With the first half of 1942 “in the books”, President Roosevelt found himself in the middle of a debate concerning when and where American soldiers should fight the Germans.  To be sure, we were already doing battle with Japan – the Coral Sea and Midway engagements were recent history and Operation Watchtower (the landings at Guadalcanal in the Solomon Islands) were just around the corner.  But we had yet to make a concerted effort against the Axis’ primary belligerent.  And the President had already stated his “Germany First” policy, but where to put it into action?

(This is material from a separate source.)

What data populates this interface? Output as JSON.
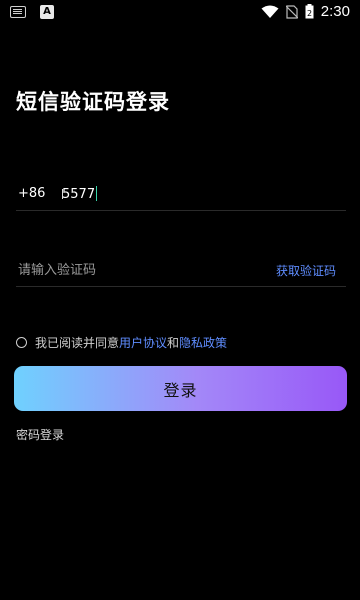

Britain’s Prime Minister had his idea.  North Africa.  Churchill saw a boat-load of advantages to offensive action there, and he was happy to enumerate them.  Occupation of North Africa (particularly Algeria and Tunisia) would trap Rommel’s vaunted Afrika Korps between those forces and the British Eighth Army that was already protecting Egypt and the Suez Canal.  North Africa offered American soldiers a way to “get their feet wet” in a situation less dangerous and difficult than a frontal assault on France.  Removing the German presence from the Mediterranean would allow supplies to be shipped through the Suez Canal, which saved a massively long trip around the southern tip of Africa through German-infested waters.  And it got American soldiers into battle against Germans (thereby relieving the Russians) in 1942, rather than further down the road.  It made sense to Winston Churchill, and he told Roosevelt, saying, “This has all along been in harmony with your ideas.  In fact, it is your commanding idea.  Here is the true second front of 1942.”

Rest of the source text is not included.